Today, 23 May 2019, is a special day in two regards: First, the European parliamentary elections commence in the Netherlands and the United Kingdom, with the other 26 EU Member States to follow in the upcoming days. Second, the German Constitution (Grundgesetz or GG). turns 70 on this very day. Though perhaps merely coincidental – after all, the European elections were presumably not planned according to the constitution’s birthday – this overlap does present an excellent opportunity to dig deeper and investigate how “European” the German Constitution is.

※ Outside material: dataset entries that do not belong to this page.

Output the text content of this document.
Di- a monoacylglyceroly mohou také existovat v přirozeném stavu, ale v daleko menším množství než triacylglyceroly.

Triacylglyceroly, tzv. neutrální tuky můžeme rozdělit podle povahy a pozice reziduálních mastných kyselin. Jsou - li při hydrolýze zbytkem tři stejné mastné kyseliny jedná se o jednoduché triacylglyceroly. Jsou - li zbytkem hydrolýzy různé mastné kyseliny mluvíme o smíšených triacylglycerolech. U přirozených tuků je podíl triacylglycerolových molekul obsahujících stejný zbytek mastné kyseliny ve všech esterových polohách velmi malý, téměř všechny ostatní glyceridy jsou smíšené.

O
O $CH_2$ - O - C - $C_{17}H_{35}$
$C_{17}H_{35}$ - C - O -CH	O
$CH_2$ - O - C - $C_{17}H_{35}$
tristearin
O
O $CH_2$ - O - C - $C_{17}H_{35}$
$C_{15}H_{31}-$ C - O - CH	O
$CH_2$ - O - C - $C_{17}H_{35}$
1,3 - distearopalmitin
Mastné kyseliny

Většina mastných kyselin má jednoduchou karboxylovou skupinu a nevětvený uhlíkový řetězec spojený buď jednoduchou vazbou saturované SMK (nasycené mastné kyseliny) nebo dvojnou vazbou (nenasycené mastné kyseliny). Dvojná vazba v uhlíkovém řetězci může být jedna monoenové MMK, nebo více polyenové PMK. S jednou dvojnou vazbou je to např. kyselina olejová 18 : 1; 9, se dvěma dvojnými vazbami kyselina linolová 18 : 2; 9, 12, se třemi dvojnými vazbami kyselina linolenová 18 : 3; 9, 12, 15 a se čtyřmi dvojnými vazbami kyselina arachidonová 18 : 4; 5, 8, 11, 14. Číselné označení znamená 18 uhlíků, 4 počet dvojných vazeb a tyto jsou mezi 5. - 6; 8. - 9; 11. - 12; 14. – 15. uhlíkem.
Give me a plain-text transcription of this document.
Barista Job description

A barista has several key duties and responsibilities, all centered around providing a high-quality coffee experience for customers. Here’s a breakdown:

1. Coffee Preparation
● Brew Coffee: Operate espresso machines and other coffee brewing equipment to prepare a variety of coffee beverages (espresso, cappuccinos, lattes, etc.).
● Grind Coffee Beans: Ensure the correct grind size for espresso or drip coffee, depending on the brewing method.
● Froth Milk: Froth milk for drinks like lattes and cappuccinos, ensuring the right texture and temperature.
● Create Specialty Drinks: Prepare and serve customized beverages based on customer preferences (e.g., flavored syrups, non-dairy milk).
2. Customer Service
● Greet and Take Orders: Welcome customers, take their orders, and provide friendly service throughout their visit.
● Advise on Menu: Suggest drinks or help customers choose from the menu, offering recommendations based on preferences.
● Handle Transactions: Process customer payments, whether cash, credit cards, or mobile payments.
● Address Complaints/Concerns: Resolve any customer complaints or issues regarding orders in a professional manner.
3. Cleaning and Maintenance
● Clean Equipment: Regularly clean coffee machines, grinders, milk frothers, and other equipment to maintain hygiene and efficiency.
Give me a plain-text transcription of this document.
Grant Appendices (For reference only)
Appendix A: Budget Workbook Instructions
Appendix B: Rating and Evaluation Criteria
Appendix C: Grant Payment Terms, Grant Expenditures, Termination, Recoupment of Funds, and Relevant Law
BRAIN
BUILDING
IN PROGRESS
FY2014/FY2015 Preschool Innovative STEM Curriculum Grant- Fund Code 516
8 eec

On 23 May 1949 the new German Constitution was proclaimed by the Parliamentary Council. This proclamation marked the starting point of a new chapter in German constitutionalism, shaped in particular by the dreadful experiences during the Third Reich and the Second World War. Shaken by these events and the apparent inability of the Weimar Constitution to shield German constitutionalism against the Hitler regime, the Parliamentary Council drafted a new constitutional text that encompassed the absolute protection of human dignity (Article 1 GG), a catalogue of fundamental rights (Articles 2-19 GG), as well as the comprehensive protection of core German statehood principles such as democracy and the rule of law under Article 79(3) GG. As guardian of these constitutional principles, the Council established the German Federal Constitutional Court (Bundesverfassungsgericht (BVerfG)). Compared to other constitutional courts in Europe, the BVerfG stands out as being a highly authoritative, powerful as well as independent constitutional actor. It supervises the constitutionality of all governmental actions in Germany, including German EU policies. The German Court gained particular prominence in that regard, as it assesses the compatibility of EU measures and the transfer of additional competences to the EU with the German Constitution (see e.g. the recent preliminary references on the ECB’s OMT Programme (BVerfGE, 2 BvR 2728/13 et al.) and Quantitative Easing (BVerfGE, 2 BvR 859/15)). Despite criticism that can be raised on the Court’s assessment of EU matters, the jurisprudence underscores the supreme role of the Court in the German constitutional system.

Besides providing for a firm framework for institutional action, the German Constitution equally includes an explicit commitment to European cooperation. The preamble of the original 1949 text stated that Germany is committed “as an equal part of a united Europe to serve world peace” (explicit wording of the preamble of the Grundgesetz: “[…] von dem Willen beseelt, als gleichberechtigtes Glied in einem vereinten Europa dem Frieden der Welt zu dienen, […]”). The preamble thereby formulates an abstract objective for the German state and its institutions. Considering its systematic positioning in the preamble, the subsequent constitutional provisions may be interpreted in light of this very objective. In addition, the wording of the objective is abstract and broad. For example, it does not specify the precise form or extent of such European cooperation. This abstract wording is no surprise as it was simply not conceivable in 1949, so shortly after the Second World War, what cooperation in a “unified Europe” would look like. Yet, the explicit constitutional commitment to European cooperation opened a constitutional avenue that was subsequently employed politically, starting with the Schuman Declaration (1950) and continuing ever since. One can conclude that the continuous intensification of European cooperation corresponds with the constitutional objective formulated in the preamble of the Grundgesetz.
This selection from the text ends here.